AGL Energy Limited (AGL) is today holding its Annual General Meeting at which it is the normal practice of the company to provide earnings guidance for the current year.

Assuming normal trading conditions continue, Underlying Profit for the year ending 30 June 2013 ("FY13") is expected to be in the range of $590 million to $640 million, compared with $482 million in FY12. Underlying Profit is the statutory net profit after tax, adjusted for significant items and changes in the fair value of certain electricity derivatives. One of the main reasons for the expected increase in earnings is the contribution from the Loy Yang A power station acquired on 29 June 2012.

FY13 Underlying Profit guidance also includes the anticipated effects of the adverse regulatory pricing decision of the Queensland Competition Authority ("QCA") in Queensland and the draft regulatory pricing decision of the Essential Services Commission of South Australia ("ESCOSA") in South Australia. If the draft South Australian decision, to reduce the price of electricity by $27.20/MWh, is ultimately confirmed, the combined effect of these decisions is to reduce FY13 Underlying Profit by approximately $45 million. On a full year basis, both decisions together would reduce Underlying Profit by approximately $60 million.

Commenting on the regulatory pricing decisions, AGL's Chairman, Jeremy Maycock, said;

"Sharp increases in the price of electricity in recent years have raised the public profile of the energy industry. Over many years, we have called for a consistent and co-ordinated evolution of the National Electricity Market where competition replaces regulation as the driver of efficiency and productivity. We have advocated consistently for policy responses such as smart meters and time of use pricing to address some of the root causes of the price increases such as the growth in peak demand for energy.

"The ill-considered reactions of energy regulators in Queensland and South Australia, to simply regulate down retail prices, will cause significant long term cost increases for consumers, damage competition and innovation and make the National Electricity Market an unviable investment proposition for new generation of all forms, including renewables.

"When these decisions are added to the current policy uncertainty around the future of carbon pricing and the 2020 renewable energy target, no-one should be surprised to see new investment in the NEM evaporate, with all the consequences that would follow.

"The continued regulation of retail prices and overlapping State and Federal regulatory structures creates a real risk of systemic failure of the National Electricity Market."

The material effect of the QCA's decision on retail margins has resulted in AGL substantially reducing its marketing activities in Queensland, including the removal of all door knockers and the cutting of discounts available to customers. A substantial reduction in churn rates, retail competition and customer choice is already evident in the Queensland market.

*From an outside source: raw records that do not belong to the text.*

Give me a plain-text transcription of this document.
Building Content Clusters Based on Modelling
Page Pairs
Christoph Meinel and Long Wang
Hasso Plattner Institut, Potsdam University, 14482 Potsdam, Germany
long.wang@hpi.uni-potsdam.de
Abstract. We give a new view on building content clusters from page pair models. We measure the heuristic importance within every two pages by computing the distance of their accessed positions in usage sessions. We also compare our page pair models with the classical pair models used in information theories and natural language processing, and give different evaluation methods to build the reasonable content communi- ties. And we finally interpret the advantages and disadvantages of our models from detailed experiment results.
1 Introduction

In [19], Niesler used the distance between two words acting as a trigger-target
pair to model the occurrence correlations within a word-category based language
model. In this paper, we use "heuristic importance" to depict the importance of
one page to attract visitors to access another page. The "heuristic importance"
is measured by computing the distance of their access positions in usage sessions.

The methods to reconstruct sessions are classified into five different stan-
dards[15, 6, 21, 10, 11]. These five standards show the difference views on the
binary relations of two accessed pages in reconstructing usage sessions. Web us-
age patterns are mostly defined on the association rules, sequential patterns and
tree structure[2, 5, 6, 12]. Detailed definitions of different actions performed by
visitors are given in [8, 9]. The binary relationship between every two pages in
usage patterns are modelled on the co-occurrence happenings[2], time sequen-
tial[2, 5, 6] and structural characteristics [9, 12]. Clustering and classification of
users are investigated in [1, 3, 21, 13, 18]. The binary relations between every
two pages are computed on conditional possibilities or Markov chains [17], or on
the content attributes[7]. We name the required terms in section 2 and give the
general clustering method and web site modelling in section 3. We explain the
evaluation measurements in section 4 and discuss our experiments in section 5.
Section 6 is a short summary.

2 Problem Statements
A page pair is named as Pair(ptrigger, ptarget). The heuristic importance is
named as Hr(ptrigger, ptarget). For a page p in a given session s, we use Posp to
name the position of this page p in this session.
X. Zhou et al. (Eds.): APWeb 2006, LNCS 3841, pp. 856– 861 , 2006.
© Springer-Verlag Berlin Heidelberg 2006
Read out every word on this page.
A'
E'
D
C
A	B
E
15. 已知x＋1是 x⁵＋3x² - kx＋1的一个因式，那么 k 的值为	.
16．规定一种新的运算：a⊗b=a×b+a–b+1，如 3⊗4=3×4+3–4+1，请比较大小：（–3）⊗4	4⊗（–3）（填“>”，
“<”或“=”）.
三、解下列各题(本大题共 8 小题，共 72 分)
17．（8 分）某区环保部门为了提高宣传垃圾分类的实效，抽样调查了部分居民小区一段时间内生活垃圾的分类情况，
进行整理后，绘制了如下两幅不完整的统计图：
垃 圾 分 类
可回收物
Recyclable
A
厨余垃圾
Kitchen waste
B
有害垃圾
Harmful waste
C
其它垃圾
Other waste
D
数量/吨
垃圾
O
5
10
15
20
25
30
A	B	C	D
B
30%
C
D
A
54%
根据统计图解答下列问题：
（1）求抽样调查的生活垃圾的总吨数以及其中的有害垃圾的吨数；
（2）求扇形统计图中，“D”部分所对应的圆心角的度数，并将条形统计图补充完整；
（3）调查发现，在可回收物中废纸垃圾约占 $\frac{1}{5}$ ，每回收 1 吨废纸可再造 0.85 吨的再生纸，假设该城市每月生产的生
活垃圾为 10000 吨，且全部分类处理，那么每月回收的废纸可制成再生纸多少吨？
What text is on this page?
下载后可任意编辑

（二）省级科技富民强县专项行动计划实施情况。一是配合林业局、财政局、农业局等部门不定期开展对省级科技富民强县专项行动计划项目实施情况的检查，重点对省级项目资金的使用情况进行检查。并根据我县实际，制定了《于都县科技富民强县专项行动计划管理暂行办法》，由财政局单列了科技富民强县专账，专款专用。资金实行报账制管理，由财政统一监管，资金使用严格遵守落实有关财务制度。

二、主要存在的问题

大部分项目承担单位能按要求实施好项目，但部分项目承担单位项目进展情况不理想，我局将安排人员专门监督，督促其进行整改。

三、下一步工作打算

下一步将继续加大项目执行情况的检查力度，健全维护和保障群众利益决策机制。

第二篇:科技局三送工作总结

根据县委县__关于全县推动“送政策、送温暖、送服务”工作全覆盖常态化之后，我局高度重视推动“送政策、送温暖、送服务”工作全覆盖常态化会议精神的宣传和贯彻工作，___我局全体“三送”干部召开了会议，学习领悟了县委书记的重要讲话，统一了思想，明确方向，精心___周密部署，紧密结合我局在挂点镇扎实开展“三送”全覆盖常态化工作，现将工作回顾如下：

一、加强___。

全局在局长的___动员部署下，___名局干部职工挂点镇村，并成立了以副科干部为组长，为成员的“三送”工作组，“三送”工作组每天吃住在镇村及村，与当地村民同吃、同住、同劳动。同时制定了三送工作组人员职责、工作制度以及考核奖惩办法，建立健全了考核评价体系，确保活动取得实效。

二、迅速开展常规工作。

AGL has today announced it will take similar steps in South Australia with a significant scaling back of marketing activity, including cessation of all door knocking activity.

AGL will also suspend any further investment in power generation, including renewable energy, in South Australia as a result of ESCOSA's draft decision.

AGL's Managing Director, Michael Fraser said, "ESCOSA has effectively put up a sign saying do not invest in South Australian power generation just as the QCA has done in Queensland."

In addition, AGL is reviewing its future level of retail activity in New South Wales (including consideration of whether to suspend door knocking activities) as a result of the potential flow-on consequences of the ESCOSA and QCA decisions on regulatory pricing decisions and competitive conditions in New South Wales.

Mr Fraser said, "In a national electricity market, the consequences of regulatory decisions in different States cannot be viewed in isolation. We are reviewing our level of marketing activity in New South Wales in light of the direction of regulatory pricing outcomes and their effect on the competitive landscape. Although we have already gained approximately 35,000 new electricity customers in New South Wales in the first quarter of this financial year, we have always said our level of activity will only continue while it makes economic sense for our shareholders."

In relation to the FY13 Underlying Profit guidance, AGL advises that earnings are expected to be more skewed to the second half of the 2013 financial year with approximately 55 per cent of the full year profit being recognised in the second six month period. This is largely due to the imposition of a carbon cost from 1 July 2012 but recovery of that cost from retail customers not commencing until after that date. This will most significantly affect the split of earnings for AGL's retail business with approximately 65 to 70 per cent of the full year profit to be recognised in the second half of the year.

About AGL

AGL is one of Australia's leading integrated renewable energy companies and is taking action toward creating a sustainable energy future for our investors, communities and customers. Drawing on 175 years of experience, AGL operates retail and merchant energy businesses, power generation assets and an upstream gas portfolio. AGL has one of Australia's largest retail energy and dual fuel customer bases. AGL has a diverse power generation portfolio including base, peaking and intermediate generation plants, spread across traditional thermal generation as well as renewable sources including hydro, wind, landfill gas and biomass. AGL is Australia's largest private owner and operator of renewable energy assets and is looking to further expand this position by exploring a suite of low emission and renewable energy generation development opportunities.